Apple announced monster sales of 37 million iPhones yesterday for the holiday quarter that spanned 14 weeks and ended Dec. 31, 2011. It’s a 128 percent unit increase and 133 percent revenue increase, annually, and enough to knock Samsung off the No. 1 spot it briefly held in the previous quarter. However, it appears that the popularity of the iPhone 4S also helped Apple thrive over Google’s platform, especially with Android backers such as Motorola Mobility, HTC and Sony Ericsson reporting disappointing results.

According to research firm Kantar Worldpanel ComTech (via Reuters), iPhone sales gave iPhone a lead over Android in smartphone sales in the United States. Specifically, Apple’s share of the U.S. market during October to November of last year doubled from 22.45 percent a year ago to 44.9 percent. Meanwhile Google’s Android smartphones dropped from 50 percent to 44.8 percent in the same period. Kantar’s global consumer insight director Dominic Sunnebo:

Apple has continued its strong sales run in the U.S., UK and Australia over the Christmas period. Overall, Apple sales are now growing at a faster rate than Android across the nine countries we cover.

Another way to look at iPhone numbers: The iPhone business generated $24.42 billion revenue.
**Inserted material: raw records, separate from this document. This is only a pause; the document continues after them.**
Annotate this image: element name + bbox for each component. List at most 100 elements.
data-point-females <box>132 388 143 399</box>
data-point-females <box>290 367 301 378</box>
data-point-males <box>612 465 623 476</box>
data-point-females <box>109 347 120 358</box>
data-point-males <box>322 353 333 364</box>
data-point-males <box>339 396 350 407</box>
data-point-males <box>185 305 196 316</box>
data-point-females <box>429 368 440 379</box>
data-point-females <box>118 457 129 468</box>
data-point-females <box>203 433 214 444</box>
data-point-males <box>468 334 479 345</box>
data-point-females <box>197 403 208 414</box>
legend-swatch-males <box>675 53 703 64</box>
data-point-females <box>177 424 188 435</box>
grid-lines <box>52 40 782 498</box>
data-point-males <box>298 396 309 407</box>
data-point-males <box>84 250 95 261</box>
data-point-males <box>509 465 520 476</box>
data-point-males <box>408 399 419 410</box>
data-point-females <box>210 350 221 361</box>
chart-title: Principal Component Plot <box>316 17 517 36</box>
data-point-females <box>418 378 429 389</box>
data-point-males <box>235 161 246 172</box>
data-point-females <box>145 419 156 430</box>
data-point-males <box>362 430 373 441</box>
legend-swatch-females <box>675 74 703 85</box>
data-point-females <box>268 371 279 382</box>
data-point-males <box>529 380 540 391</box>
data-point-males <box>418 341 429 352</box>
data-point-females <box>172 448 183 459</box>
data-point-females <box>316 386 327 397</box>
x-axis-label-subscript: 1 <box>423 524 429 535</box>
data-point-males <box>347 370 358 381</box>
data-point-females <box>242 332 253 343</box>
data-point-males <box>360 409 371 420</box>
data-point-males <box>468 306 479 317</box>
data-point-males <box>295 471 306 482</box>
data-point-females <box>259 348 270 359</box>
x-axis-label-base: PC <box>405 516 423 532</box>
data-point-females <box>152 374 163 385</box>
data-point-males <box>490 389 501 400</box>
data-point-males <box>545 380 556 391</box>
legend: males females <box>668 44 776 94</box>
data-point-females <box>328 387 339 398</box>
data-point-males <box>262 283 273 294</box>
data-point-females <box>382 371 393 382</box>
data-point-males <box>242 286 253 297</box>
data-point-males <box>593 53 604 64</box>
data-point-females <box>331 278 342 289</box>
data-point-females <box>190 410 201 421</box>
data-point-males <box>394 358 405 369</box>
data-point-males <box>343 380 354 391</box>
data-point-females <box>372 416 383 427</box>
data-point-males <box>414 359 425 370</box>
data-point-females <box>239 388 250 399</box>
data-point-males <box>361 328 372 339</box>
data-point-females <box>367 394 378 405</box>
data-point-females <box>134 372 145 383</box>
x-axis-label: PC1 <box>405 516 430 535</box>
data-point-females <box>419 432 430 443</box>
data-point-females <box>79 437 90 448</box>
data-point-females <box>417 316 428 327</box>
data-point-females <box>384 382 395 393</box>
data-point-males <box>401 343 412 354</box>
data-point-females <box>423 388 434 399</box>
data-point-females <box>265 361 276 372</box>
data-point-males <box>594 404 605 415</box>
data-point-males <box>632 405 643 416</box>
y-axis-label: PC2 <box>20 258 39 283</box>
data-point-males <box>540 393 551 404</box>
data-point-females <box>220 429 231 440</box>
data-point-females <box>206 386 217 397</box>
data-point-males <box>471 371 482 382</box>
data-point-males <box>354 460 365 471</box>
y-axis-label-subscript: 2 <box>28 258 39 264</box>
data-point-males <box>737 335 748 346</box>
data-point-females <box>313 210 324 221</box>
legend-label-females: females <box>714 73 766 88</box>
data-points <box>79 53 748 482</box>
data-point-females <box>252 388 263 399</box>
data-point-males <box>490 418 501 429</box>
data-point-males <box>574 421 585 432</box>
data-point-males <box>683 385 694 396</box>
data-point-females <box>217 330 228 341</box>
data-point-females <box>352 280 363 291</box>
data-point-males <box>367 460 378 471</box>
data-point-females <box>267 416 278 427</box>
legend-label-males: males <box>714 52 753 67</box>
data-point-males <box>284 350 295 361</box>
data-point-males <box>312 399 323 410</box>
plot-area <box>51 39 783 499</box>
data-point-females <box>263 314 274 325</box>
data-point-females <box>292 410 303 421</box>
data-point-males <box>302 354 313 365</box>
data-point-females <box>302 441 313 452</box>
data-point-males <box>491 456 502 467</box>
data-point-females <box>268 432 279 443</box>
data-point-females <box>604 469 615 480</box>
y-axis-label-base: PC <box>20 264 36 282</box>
During the same quarter, all of Microsoft raked in $20.89 billion revenue. In fact, all of Apple’s holiday-quarter revenues and profits were two times higher than Microsoft’s.

Yet another look at iPhone numbers: Apple sells more iPhones in a day than babies born.

This is in line with an NPD survey that noted the iPhone 4S helped Apple boost its U.S. smartphone share during the October to November 2011 period (U.K., too), with only four  percentage points of Android lead over iPhone. It should be noted that of the 37 million iPhones sold, 6 million remained in channel inventory at the end of the quarter. It is nothing to worry about given the iPhone’s wide distribution footprint around the world, more than a hundred carrier partners and thousands of other points of sale. Despite lack of hard data, we could assume a few iPhone 4S units were in channel inventory given high demand.

Apple CFO Peter Oppenheimer noted during yesterday’s earnings call that “nearly all of the top companies in the Fortune 500 now approve and support iPhones on their networks,” including Credit Suisse, Kimberly Clark, St. Jude Medical, Nike (where Apple CEO Tim Cook is a board member) and Facebook. Cook remarked during the call that Apple “didn’t bet high enough” on iPhone sales and confirmed that the iPhone 4S was by far the most popular model during the holiday quarter.

It is also interesting that Microsoft reported a 6 percent decline in holiday-quarter Windows revenues due to cannibalization of Windows PCs by the iPad. After all, Apple did sell more iPads during the holiday quarter than Hewlett-Packard sold PCs. In fact, Apple beat HP in both unit sales and revenues— enough to become the top computer maker (if you count tablets), as expected.